Les systèmes de connaissance autochtones reflètent des visions du monde et des manières d’interpréter le monde basées sur des méthodologies et des compréhensions incroyablement techniques. Nos systèmes de savoirs comprennent des connaissances approfondies sur des systèmes complexes, tels que les plantes et les arbres (Kimmerer, 2018), les pêches (Reid et coll., 2021) et la glace (Dawson et coll., 2020; Fox Gearheard et coll., 2013; Krupnik et coll., 2010; Laidler et coll., 2008; Laidler et Ikummaq, 2008; Laidler et Elee, 2008). Nos peuples ont toujours observé l’environnement et surveillé les conditions à l’aide d’indicateurs clés (Ban et coll., 2020; Kourantidou et coll., 2020; Ban et coll., 2018). Cela inclut les connaissances et l’expérience nécessaires pour jouer un rôle de chef de file et apporter de riches contributions à la documentation et à la compréhension des répercussions des changements climatiques grâce à des connaissances directes et à des interprétations en matière de météorologie, d’environnement, de faune et d’habitats, de planification et de modélisation de l’adaptation, ainsi qu’à des interprétations et à une sagesse liées à d’autres voies et approches pour un mode de vie durable (voir l’étude de cas 4; l’étude de cas 5; Lim, Ɂehdzo Got’ı̨nę Gots’ę Nákedı [Sahtú Renewable Resources Board] et The Pembina Institute, 2014; Turner et Clifton 2009).
Même si la science occidentale peut décrire le monde naturel, elle ne dit pas comment vivre avec lui (McGregor, 2018). En raison des relations uniques et holistiques avec l’environnement et de la compréhension du calendrier saisonnier, cyclique et interdépendant d’événements localisés, tels que les migrations, les hibernations et la floraison de la végétation, les systèmes de savoirs autochtones peuvent relever des changements non détectés par la science occidentale (Chisholm Hatfield et coll., 2018; Whyte, 2017a) et fournir une compréhension plus approfondie, basée sur le lieu, de l’évolution des environnements sur de plus grandes échelles de temps que les méthodes scientifiques occidentales (Sawatzky et coll., 2021; Sawatzky et coll., 2020; Huntington, 2011; Gagnon et Berteaux, 2009).

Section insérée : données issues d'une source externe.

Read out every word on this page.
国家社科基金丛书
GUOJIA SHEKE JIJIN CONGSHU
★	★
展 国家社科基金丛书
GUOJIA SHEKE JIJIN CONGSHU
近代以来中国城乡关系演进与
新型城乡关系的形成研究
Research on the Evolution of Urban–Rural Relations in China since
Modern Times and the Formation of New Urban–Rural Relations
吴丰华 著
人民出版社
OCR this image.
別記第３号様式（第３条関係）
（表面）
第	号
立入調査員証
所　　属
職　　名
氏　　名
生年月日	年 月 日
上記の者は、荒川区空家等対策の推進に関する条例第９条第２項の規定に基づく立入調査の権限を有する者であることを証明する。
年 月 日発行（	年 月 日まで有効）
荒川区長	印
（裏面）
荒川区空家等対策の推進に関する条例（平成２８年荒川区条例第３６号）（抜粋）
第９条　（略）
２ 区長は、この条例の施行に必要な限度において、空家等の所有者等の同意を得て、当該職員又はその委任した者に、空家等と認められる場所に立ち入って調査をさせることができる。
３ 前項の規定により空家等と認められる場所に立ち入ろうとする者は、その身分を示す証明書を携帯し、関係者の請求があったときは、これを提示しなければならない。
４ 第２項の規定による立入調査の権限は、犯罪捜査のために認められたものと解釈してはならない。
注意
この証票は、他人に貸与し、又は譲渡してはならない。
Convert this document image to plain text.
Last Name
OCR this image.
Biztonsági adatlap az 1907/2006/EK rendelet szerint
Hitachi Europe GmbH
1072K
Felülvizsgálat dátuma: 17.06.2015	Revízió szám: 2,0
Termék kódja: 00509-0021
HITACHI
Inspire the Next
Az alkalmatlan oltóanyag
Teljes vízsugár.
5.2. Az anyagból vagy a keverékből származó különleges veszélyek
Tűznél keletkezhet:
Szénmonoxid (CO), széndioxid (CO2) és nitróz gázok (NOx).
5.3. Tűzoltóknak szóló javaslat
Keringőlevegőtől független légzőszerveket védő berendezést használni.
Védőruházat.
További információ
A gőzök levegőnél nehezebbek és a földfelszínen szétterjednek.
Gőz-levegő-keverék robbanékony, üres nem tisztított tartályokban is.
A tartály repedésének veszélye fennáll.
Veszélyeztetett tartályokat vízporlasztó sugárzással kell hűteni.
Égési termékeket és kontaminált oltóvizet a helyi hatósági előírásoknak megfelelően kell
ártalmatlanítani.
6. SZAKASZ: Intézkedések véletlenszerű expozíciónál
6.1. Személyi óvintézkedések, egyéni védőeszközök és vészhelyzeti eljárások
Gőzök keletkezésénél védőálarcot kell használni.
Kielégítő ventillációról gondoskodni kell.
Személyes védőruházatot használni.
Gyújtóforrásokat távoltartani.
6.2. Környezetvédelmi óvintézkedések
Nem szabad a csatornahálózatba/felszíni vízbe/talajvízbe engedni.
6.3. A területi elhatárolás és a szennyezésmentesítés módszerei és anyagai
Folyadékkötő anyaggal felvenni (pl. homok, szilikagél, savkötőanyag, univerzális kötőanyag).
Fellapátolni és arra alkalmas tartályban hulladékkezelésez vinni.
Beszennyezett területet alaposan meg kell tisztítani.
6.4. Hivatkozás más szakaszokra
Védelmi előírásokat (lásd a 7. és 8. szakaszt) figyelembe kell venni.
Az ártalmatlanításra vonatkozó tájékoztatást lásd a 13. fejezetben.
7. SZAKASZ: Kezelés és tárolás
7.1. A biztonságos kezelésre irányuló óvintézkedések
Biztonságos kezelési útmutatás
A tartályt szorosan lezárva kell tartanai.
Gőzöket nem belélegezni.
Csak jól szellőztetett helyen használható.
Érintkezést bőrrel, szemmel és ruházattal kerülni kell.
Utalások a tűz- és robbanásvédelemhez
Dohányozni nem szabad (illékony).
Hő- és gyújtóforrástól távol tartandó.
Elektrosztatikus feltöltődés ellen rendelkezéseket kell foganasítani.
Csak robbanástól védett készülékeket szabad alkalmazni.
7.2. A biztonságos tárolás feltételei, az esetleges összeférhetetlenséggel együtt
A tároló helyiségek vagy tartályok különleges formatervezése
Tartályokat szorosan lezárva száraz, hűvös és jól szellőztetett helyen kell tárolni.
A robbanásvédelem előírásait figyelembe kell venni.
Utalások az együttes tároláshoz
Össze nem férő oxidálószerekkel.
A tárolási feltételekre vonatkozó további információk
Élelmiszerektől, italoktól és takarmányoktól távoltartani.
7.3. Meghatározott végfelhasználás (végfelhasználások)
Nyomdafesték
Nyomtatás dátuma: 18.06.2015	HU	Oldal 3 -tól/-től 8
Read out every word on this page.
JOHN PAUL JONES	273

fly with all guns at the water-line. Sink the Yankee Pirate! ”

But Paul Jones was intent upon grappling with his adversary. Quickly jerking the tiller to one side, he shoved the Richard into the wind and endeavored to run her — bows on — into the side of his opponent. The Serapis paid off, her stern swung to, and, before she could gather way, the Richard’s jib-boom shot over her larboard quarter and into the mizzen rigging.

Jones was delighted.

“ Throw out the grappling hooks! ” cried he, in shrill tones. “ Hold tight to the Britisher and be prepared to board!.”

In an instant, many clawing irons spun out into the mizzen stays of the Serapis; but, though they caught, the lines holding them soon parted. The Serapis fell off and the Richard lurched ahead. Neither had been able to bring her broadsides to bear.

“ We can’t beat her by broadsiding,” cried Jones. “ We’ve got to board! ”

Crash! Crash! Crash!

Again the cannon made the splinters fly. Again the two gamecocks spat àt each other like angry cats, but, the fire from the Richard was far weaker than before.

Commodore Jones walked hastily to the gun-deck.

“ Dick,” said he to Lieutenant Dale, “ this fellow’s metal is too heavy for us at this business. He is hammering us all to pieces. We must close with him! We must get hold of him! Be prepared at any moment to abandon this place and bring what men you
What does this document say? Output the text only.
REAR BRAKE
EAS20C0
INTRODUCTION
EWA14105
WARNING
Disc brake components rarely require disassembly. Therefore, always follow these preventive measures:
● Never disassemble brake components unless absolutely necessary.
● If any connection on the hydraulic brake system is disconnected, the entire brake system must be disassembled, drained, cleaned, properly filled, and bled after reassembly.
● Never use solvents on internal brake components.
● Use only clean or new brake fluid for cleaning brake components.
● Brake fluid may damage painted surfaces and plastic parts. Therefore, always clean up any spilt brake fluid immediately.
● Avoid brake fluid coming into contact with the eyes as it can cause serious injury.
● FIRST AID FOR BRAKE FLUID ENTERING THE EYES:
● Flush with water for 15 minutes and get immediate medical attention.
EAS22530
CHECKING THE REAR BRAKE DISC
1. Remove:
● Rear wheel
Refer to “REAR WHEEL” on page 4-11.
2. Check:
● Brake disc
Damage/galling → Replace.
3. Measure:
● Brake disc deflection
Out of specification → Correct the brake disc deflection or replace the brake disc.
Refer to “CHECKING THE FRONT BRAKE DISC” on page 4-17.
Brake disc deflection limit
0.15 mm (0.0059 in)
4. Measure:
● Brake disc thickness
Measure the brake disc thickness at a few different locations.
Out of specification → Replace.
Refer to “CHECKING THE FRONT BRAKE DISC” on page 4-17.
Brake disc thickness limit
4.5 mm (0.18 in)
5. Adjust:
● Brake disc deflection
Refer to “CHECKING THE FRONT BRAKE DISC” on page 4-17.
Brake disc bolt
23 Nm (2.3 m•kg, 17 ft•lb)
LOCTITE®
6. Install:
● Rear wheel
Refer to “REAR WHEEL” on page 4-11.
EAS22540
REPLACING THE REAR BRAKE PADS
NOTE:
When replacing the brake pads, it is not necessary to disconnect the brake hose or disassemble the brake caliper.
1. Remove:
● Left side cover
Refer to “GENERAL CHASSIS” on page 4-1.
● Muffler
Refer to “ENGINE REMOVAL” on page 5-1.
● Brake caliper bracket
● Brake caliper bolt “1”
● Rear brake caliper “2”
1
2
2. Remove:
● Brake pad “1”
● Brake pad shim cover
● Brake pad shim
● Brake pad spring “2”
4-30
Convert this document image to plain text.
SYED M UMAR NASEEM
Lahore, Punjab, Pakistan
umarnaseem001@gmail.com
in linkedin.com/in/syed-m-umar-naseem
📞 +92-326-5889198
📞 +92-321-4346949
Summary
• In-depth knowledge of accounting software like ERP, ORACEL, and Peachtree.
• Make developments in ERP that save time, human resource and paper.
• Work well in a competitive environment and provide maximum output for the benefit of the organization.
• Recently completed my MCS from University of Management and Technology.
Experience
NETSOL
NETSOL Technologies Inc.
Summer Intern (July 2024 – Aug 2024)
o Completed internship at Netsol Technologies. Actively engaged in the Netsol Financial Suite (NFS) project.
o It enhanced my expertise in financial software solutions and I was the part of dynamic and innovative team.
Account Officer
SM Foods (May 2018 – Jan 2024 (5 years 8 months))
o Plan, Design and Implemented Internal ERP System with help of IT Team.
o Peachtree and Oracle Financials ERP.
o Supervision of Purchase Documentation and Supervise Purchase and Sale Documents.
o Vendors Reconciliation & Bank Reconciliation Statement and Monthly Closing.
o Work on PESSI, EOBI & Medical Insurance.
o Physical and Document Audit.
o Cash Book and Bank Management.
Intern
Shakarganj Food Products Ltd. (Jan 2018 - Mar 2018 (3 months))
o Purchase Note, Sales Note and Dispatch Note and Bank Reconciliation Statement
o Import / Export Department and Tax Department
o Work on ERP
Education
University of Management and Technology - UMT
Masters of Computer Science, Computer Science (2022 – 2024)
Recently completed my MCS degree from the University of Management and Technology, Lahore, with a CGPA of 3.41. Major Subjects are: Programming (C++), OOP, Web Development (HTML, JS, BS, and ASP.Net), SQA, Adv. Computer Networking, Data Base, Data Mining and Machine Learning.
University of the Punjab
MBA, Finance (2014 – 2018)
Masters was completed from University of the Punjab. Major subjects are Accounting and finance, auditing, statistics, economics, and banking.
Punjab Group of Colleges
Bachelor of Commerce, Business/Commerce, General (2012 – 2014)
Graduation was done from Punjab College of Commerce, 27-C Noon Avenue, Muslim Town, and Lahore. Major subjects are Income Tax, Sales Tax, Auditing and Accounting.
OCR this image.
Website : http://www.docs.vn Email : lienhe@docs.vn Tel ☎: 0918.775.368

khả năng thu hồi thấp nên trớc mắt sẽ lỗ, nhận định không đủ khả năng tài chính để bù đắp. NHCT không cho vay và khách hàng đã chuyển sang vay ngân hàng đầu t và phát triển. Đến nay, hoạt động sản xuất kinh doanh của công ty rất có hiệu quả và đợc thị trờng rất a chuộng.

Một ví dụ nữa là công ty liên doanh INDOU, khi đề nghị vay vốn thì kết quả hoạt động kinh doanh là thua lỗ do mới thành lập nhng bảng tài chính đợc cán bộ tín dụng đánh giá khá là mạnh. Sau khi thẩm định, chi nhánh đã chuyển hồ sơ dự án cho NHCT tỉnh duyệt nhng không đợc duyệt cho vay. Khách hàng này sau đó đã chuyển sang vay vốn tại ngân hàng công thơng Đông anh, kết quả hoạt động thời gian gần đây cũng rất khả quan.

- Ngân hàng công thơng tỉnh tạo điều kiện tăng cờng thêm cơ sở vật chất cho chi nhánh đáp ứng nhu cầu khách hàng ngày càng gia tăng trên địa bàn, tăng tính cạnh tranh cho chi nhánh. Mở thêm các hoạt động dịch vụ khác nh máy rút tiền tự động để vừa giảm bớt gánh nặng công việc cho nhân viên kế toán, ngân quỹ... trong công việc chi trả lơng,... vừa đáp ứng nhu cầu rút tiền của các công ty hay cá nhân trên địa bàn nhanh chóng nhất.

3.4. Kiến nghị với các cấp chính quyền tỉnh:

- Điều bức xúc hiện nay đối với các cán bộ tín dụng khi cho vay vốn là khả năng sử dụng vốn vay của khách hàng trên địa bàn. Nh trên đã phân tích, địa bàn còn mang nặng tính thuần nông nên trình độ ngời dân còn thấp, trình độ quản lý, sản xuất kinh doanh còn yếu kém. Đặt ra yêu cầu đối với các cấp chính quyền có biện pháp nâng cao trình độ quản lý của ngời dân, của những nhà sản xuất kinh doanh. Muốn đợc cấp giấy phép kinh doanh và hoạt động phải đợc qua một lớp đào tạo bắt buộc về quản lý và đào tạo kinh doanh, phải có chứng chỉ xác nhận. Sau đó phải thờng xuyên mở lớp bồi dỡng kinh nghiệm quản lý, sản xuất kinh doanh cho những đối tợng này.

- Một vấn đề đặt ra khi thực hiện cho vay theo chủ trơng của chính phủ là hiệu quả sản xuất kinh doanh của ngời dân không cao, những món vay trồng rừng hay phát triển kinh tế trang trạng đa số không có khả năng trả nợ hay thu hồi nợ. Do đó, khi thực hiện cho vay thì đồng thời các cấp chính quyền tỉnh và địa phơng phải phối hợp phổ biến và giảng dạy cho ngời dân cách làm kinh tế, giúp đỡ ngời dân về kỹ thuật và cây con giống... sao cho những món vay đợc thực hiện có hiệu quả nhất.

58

Les approches qui associent les modes de connaissance autochtones et occidentaux dans la recherche et la gestion environnementales présentent des avantages bien connus (Johnson et coll., 2020; Alexander et coll., 2019; Bartlett et coll. 2012). Les questions environnementales complexes telles que les changements climatiques peuvent considérablement bénéficier de multiples modes de connaissance (voir l’étude de cas 6; Cuerrier et coll., 2022; Tomaselli et coll., 2022; Kimmerer, 2018; Alessa et coll., 2016; Cuerrier et coll., 2015). Une démarche fondée sur des données probantes coproduites ou associées soutient la complémentarité des systèmes de savoirs et des valeurs, tout en préservant l’intégrité de chaque système et sans que l’un soit dominant par rapport à l’autre (Yua et coll., 2022; Luby et coll., 2021; Tengö et coll., 2014). Etuaptmumk (double perspective) est un concept décrit par l’Aîné mi’kmaq Albert Marshall comme le processus consistant à réunir plusieurs modes de connaissance et une façon de voir à partir de deux perspectives ou optiques : une optique ou perspective autochtone englobant les modes de connaissance autochtones et une optique ou perspective occidentale englobant les modes de connaissance occidentaux (Bartlett et coll., 2012). Les peuples autochtones du monde entier ont élaboré des cadres ou des pratiques similaires de coexistence des savoirs, notamment « Wampum à deux rangées » ou Kaswentha chez les Haudenosaunee, « Deux façons » ou Ganma chez les Yolngu, « Double canoë » ou Waka-Taurua chez les Māori (Reid et coll., 2021), la production conjointe de connaissances par le Conseil circumpolaire inuit et le modèle qaggiq de renouvellement des connaissances inuktut basé sur la pensée philosophique de feu l’Aîné inuk Mariano Aupilaarjuk (McGrath, 2018; McGrath, 2002). Grâce à la double perspective et à d’autres pratiques d’association de multiples modes de connaissances soutenant une éthique de coexistence des connaissances, de production conjointe et de recherche environnementale conjointe inclusive, il est possible de promouvoir la surveillance, la gestion et la gouvernance et d’établir des perspectives plus holistiques sur les changements socioéconomiques, politiques et écologiques (Harper et coll., 2021; Reid et coll., 2021; Dufour-Beauséjour et Plante Lévesque, 2020; Henri et coll., 2020; Reed et coll., 2020; Popp et coll., 2019, 2020; Levac et coll., 2018; Durkalec et coll., 2015; Harper et coll., 2012; McGregor, 2004).